Com alguns atrasos, fomos aos poucos nos reunindo no Bar da PEdrão para iniciar esta jornada.
Um pouco antes mesmo, paro no posto do Mc Donalds da Maria Amália Lopes para encher o pneu da bike e eis que para um Civic meio conhecido do lado e pronto: saem Jaider, Marcão e o Tange.
Seguimos então em comboio até o ponto de encontro determinado.
Chegada e cumprimentos, iniciamos o trabalho de montagem das bikes.
A "elite do Iron Biker" (Jaider, Marcão, Tange e o Bruno) saem na frente sem nenhum constrangimento e deixa a "ralé" para trás sem ser vista pelo caminho.

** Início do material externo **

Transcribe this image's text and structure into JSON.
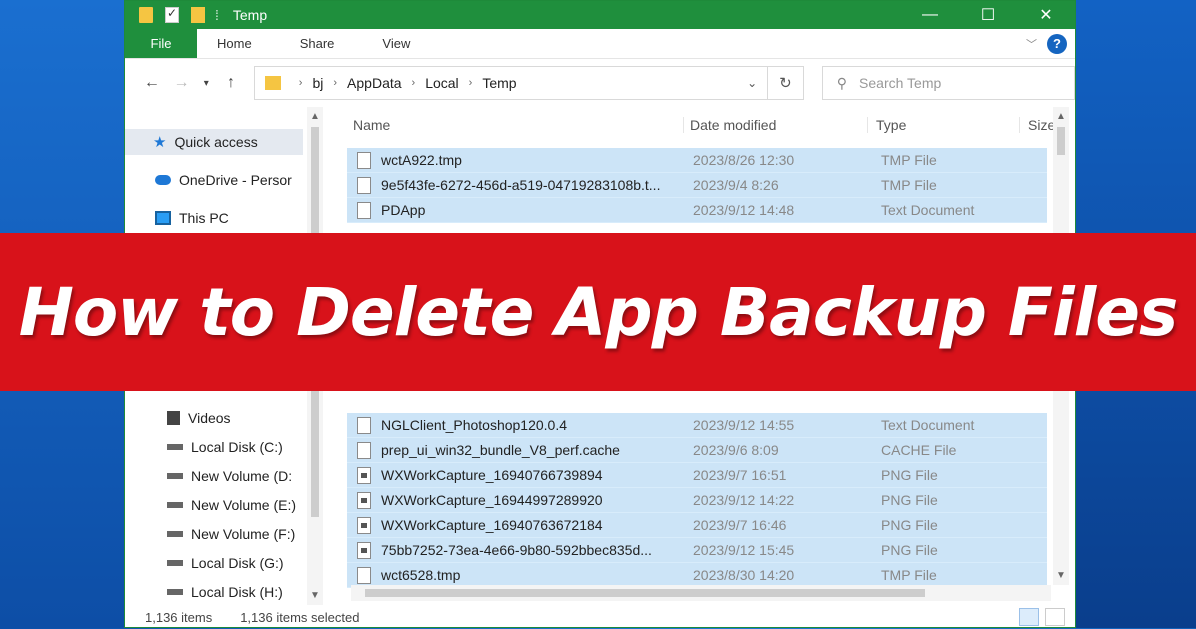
{
  "window": {
    "title": "Temp",
    "controls": {
      "minimize": "—",
      "maximize": "☐",
      "close": "✕"
    }
  },
  "ribbon": {
    "tabs": [
      "File",
      "Home",
      "Share",
      "View"
    ],
    "help_label": "?"
  },
  "address": {
    "crumbs": [
      "bj",
      "AppData",
      "Local",
      "Temp"
    ],
    "search_placeholder": "Search Temp"
  },
  "navigation": {
    "items": [
      {
        "label": "Quick access",
        "icon": "star-icon"
      },
      {
        "label": "OneDrive - Persor",
        "icon": "cloud-icon"
      },
      {
        "label": "This PC",
        "icon": "pc-icon"
      },
      {
        "label": "Videos",
        "icon": "video-icon"
      },
      {
        "label": "Local Disk (C:)",
        "icon": "disk-icon"
      },
      {
        "label": "New Volume (D:",
        "icon": "disk-icon"
      },
      {
        "label": "New Volume (E:)",
        "icon": "disk-icon"
      },
      {
        "label": "New Volume (F:)",
        "icon": "disk-icon"
      },
      {
        "label": "Local Disk (G:)",
        "icon": "disk-icon"
      },
      {
        "label": "Local Disk (H:)",
        "icon": "disk-icon"
      }
    ]
  },
  "file_list": {
    "columns": [
      "Name",
      "Date modified",
      "Type",
      "Size"
    ],
    "rows": [
      {
        "name": "wctA922.tmp",
        "date": "2023/8/26 12:30",
        "type": "TMP File",
        "icon": "file-icon"
      },
      {
        "name": "9e5f43fe-6272-456d-a519-04719283108b.t...",
        "date": "2023/9/4 8:26",
        "type": "TMP File",
        "icon": "file-icon"
      },
      {
        "name": "PDApp",
        "date": "2023/9/12 14:48",
        "type": "Text Document",
        "icon": "file-icon"
      },
      {
        "name": "NGLClient_Photoshop120.0.4",
        "date": "2023/9/12 14:55",
        "type": "Text Document",
        "icon": "file-icon"
      },
      {
        "name": "prep_ui_win32_bundle_V8_perf.cache",
        "date": "2023/9/6 8:09",
        "type": "CACHE File",
        "icon": "file-icon"
      },
      {
        "name": "WXWorkCapture_16940766739894",
        "date": "2023/9/7 16:51",
        "type": "PNG File",
        "icon": "image-file-icon"
      },
      {
        "name": "WXWorkCapture_16944997289920",
        "date": "2023/9/12 14:22",
        "type": "PNG File",
        "icon": "image-file-icon"
      },
      {
        "name": "WXWorkCapture_16940763672184",
        "date": "2023/9/7 16:46",
        "type": "PNG File",
        "icon": "image-file-icon"
      },
      {
        "name": "75bb7252-73ea-4e66-9b80-592bbec835d...",
        "date": "2023/9/12 15:45",
        "type": "PNG File",
        "icon": "image-file-icon"
      },
      {
        "name": "wct6528.tmp",
        "date": "2023/8/30 14:20",
        "type": "TMP File",
        "icon": "file-icon"
      }
    ]
  },
  "status": {
    "item_count": "1,136 items",
    "selected": "1,136 items selected"
  },
  "banner": {
    "text": "How to Delete App Backup Files"
  },
  "colors": {
    "title_bar": "#1f8f3d",
    "banner": "#d8121a",
    "selection": "#cce4f7"
  }
}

Nós, os pobres mortais fomos em seguida com os rádios ajustados e iniciamos o TORTOUR da Cantareira com direito a frio e uma chuva fina que ora apertava ora dava uma trégua.
Era prenúncio do que estava por vir. No começo, uma estrada de terra batida com muitas subidas mas sem maiores problemas. AO chegar na junção com a estrada de asfalto que já dava numa entrada que logo tinha uma pirambeira, fiquei mais a frente e esperei o pessoal se reunir novamente.
Feito isso, inicio da escalada. Ao atingirmos o topo, vimos o quanto havia de neblina pela região, motivo peo qual que fez que eu não editasse as fotos para visualizar o cenário.
Aí começa a descida do primeiro single track que nem era tão técnico assim, mas em virtude da chuva o deixou meio ensaboado e dá-lhe capotes. O meu primeiro sem maiores consequências foi ali quase no final dele. AO terminá-lo uma descida num plano de paralelepídeos meio inclinado e bem liso com algum limo entre eles.
Terminado isso, partimos para mais uma série de subidas e um single track a frente, este já era
técnico e estava um sabão só. Logo no começo, mesmo controlando bem nos manetes, cai literalmente de boca no chão. Foi provavelmente o meu pior tombo, até pior que o que acarretou a fratura do meu dedo indicador no Caminho da Fé.
E aí segurei um pouco mais para chegar ao menos no final sem maiores consequências.
Entramos numa porteira e começamos a encarar outro single que tinha muito galho de árvore e devastação pela região, veja nas fotos e a chuva começava novamente a apertar.
Findo isso, iniciamos a volta numa estrada de terra batida muito gostosa com bom desenrolar de velocidade até chegarmos na estrada asfaltada que dá acesso novamente a primeira trilha que fizemos para fazer o sentido de volta e aí o que era subidas virou descidas muito boas e assim chegamos ao Pedrão lá pelas 16hs.
O Bruno já estava lá umas 2 horas segundo ele esperando o pessoal e não vi mais o resto da elite do Honda Civic.
E assim marcamos o domingo com um pedal muito legal e sem cansaço, ainda estava inteiro. Há gente que não gosta, muitos, mas eu prefiro o clima assim para pedalar, frio e garoa ou chuva fraca ajudam a evitar o desgaste.